Here's the latest update on Downtown Canton's historic Jones Building from Canton City Manager Billy Peppers:
Very few commercial buildings in Cherokee County can boast the age of the historic Jones Building in downtown Canton. The massive building that would stand as a city block in many communities anchors the eastern side of Cannon Park. The building has served as the focal point of the central business district since 1879, when it originally opened as the Jones Mercantile. Serving the residents of Cherokee County with everything from hardware to haberdasheries, food to furniture, and children’s toys to caskets, the store was a one-stop shop and the original Cherokee County department retailer. The Jones Mercantile accepted mill currency and store credit, being on the cutting edge of retailing. It originally stood as only half the building mass that is currently visible until a two story addition was built adjacent to the first structure on the east side along Main Street. By 1921, the expansion had a third story added on that new space and the building’s storefront along Main Street was seamlessly designed. The building would undergo a remodel in the 1950s. Finally, in 1973, as was the retail trend, an aluminum and stucco façade was installed covering up the facility.

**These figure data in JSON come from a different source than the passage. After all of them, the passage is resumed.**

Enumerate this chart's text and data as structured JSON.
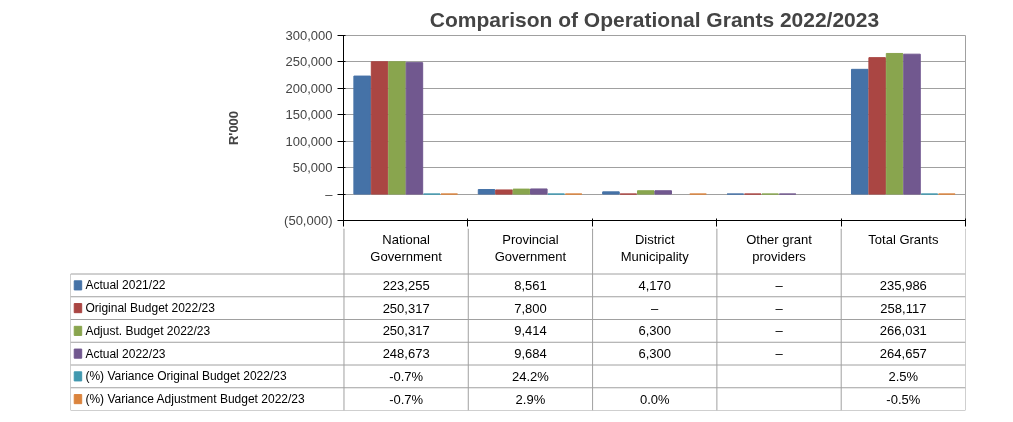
{
  "chart_data": {
    "type": "bar",
    "title": "Comparison of Operational Grants 2022/2023",
    "ylabel": "R'000",
    "categories": [
      "National Government",
      "Provincial Government",
      "District Municipality",
      "Other grant providers",
      "Total Grants"
    ],
    "series": [
      {
        "name": "Actual 2021/22",
        "color": "#4572a7",
        "values": [
          223255,
          8561,
          4170,
          0,
          235986
        ],
        "value_labels": [
          "223,255",
          "8,561",
          "4,170",
          "–",
          "235,986"
        ]
      },
      {
        "name": "Original Budget 2022/23",
        "color": "#aa4643",
        "values": [
          250317,
          7800,
          0,
          0,
          258117
        ],
        "value_labels": [
          "250,317",
          "7,800",
          "–",
          "–",
          "258,117"
        ]
      },
      {
        "name": "Adjust. Budget 2022/23",
        "color": "#89a54e",
        "values": [
          250317,
          9414,
          6300,
          0,
          266031
        ],
        "value_labels": [
          "250,317",
          "9,414",
          "6,300",
          "–",
          "266,031"
        ]
      },
      {
        "name": "Actual 2022/23",
        "color": "#71588f",
        "values": [
          248673,
          9684,
          6300,
          0,
          264657
        ],
        "value_labels": [
          "248,673",
          "9,684",
          "6,300",
          "–",
          "264,657"
        ]
      },
      {
        "name": "(%) Variance Original Budget 2022/23",
        "color": "#4198af",
        "values": [
          -0.7,
          24.2,
          null,
          null,
          2.5
        ],
        "value_labels": [
          "-0.7%",
          "24.2%",
          null,
          null,
          "2.5%"
        ]
      },
      {
        "name": "(%) Variance Adjustment Budget 2022/23",
        "color": "#db843d",
        "values": [
          -0.7,
          2.9,
          0.0,
          null,
          -0.5
        ],
        "value_labels": [
          "-0.7%",
          "2.9%",
          "0.0%",
          null,
          "-0.5%"
        ]
      }
    ],
    "ylim": [
      -50000,
      300000
    ],
    "yticks": [
      {
        "value": -50000,
        "label": "(50,000)"
      },
      {
        "value": 0,
        "label": "–"
      },
      {
        "value": 50000,
        "label": "50,000"
      },
      {
        "value": 100000,
        "label": "100,000"
      },
      {
        "value": 150000,
        "label": "150,000"
      },
      {
        "value": 200000,
        "label": "200,000"
      },
      {
        "value": 250000,
        "label": "250,000"
      },
      {
        "value": 300000,
        "label": "300,000"
      }
    ],
    "grid": "y",
    "tick_labels": "y",
    "legend": "bottom"
  }
}
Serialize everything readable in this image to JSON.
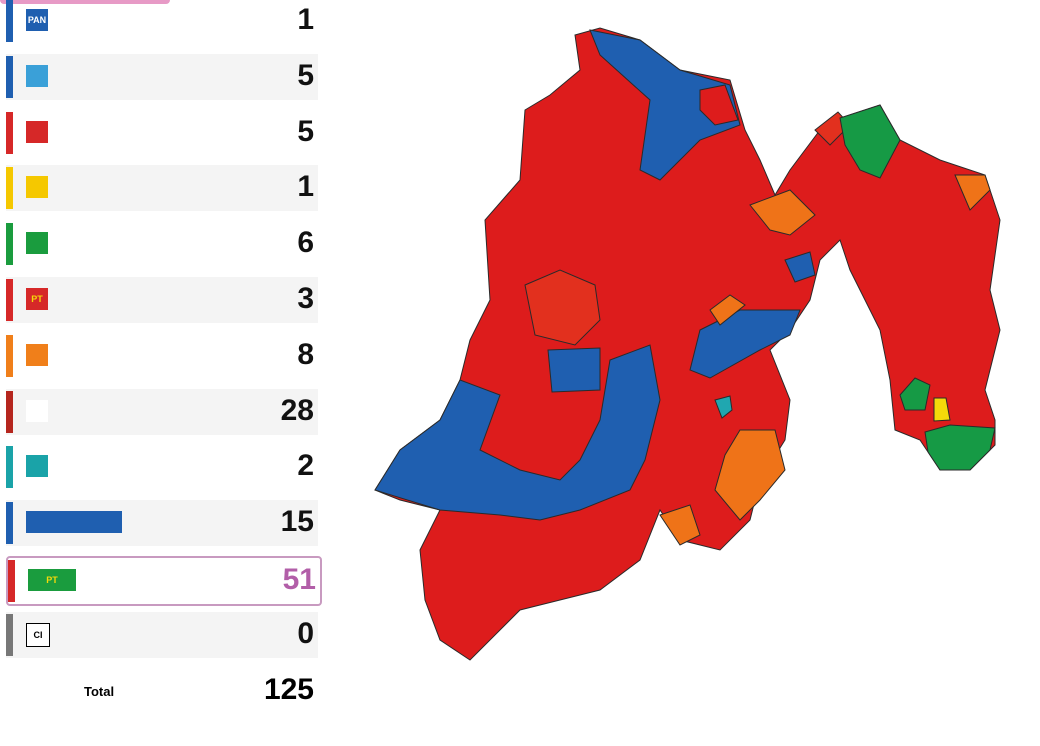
{
  "rows": [
    {
      "logo": "PAN",
      "value": "1"
    },
    {
      "value": "5"
    },
    {
      "value": "5"
    },
    {
      "value": "1"
    },
    {
      "value": "6"
    },
    {
      "logo": "PT",
      "value": "3"
    },
    {
      "value": "8"
    },
    {
      "value": "28"
    },
    {
      "value": "2"
    },
    {
      "value": "15"
    },
    {
      "logo": "PT",
      "value": "51"
    },
    {
      "logo": "CI",
      "value": "0"
    }
  ],
  "total": {
    "label": "Total",
    "value": "125"
  }
}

Purchased by Cherokee County in the late 1980s for additional administrative office space, the building was subdivided from large open floor space to office suites for varied County operations. In January 2017, the City of Canton took ownership of the facility from Cherokee County as part of an asset swap through the consolidation of fire services. City Council immediately hired Lord Aeck Sargent’s (LAS) Atlanta Office and the duo of Jack Pyburn and Esther Davis to assist in putting together plans for the renovation of the exterior of the facility. Throughout the last several months, LAS has had the building scanned, has employed environmental engineers to scan and test building materials, have examined contributing elements of the historic building (woodwork, windows, masonry, structure and mechanicals), all in order to create architectural designs for bidding for construction.
In May, City leaders approved the use of a Construction Manager at Risk platform for the work at the facility. The CM at Risk will oversee the project, subcontracting labor to varying groups through an open book system while bidding out all work. This philosophy assists the City with establishing a not-to-exceed budget for the project. The project will be redeveloped in two phases: a building envelope renovation and an operational renovation. The first phase includes replacement of the roof structure and renovation of the façade of the facility. This will include repair and replacement of masonry, windows, and the addition of historically accurate commercial storefront designs. Additionally, during this first phase, the CM at Risk will be responsible for the selective demolition of the interior non-attributing elements. During this process, interior walls will be removed as well as some of the non-original floor systems used to subdivide the building. A CM at Risk should be hired by the end of August and selective interior demolition, the new roofing system and exterior renovation work will be in full swing later this fall.